The 'hidden universe'

A snapshot of the early universe showing young galaxies

Astronomers may have detected the first stars that populated the universe. Our science editor Dr David Whitehouse reports.

Using a telescope sensitive to radiation that human eyes cannot see, an international team of astronomers may have detected a population of young dusty galaxies inside which were born the first stars like our sun.

The universe is believed to be about 15bn years old. It was thought that the formation of stars out of clouds of gas and dust peaked when the universe was about half of its present age.

But it now seems that there was an earlier burst of star formation in what astronomers have called the 'hidden universe.'

The image, taken by the James Clerk Maxwell telescope on Hawaii, is of the most distant parts of the cosmos. It shows young galaxies which contain large amounts of dust.

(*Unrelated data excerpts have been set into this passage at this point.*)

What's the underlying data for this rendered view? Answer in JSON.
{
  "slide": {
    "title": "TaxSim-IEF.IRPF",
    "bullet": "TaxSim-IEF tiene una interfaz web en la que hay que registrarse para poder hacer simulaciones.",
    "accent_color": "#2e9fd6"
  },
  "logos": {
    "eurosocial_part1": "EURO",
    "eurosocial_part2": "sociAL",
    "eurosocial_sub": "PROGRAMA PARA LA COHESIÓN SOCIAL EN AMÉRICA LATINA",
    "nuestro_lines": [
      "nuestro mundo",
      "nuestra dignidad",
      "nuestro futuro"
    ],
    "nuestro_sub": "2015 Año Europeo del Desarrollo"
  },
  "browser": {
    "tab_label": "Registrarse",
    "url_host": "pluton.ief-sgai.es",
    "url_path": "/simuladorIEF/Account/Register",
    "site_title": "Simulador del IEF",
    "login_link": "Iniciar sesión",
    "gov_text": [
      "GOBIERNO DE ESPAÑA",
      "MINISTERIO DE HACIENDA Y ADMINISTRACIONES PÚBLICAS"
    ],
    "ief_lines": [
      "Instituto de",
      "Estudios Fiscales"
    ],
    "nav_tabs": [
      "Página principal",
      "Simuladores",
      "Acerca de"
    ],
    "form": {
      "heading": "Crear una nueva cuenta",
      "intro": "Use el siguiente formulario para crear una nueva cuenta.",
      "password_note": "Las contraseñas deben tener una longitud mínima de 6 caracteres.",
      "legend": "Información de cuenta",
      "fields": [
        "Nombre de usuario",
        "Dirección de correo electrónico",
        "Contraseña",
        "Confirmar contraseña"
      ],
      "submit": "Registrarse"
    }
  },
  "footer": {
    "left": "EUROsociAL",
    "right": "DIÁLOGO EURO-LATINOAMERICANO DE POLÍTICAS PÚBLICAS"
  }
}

[ image: The James Clerk Maxwell telescope]
The James Clerk Maxwell telescope
Inside that dust are myriads of young stars that signal the formation may have occurred at a much more frenetic pace when the universe was young than had been thought.

In our own galaxy about one new star is formed every year. In some of these newly discovered young galaxies up to 100 stars may be born annually.

Dr Richard Ellis, of the Institute of Astronomy at the University of Cambridge in Britain, said: "These observations have opened an exciting new era in cosmological exploration."

The reseach is published in the journal Nature.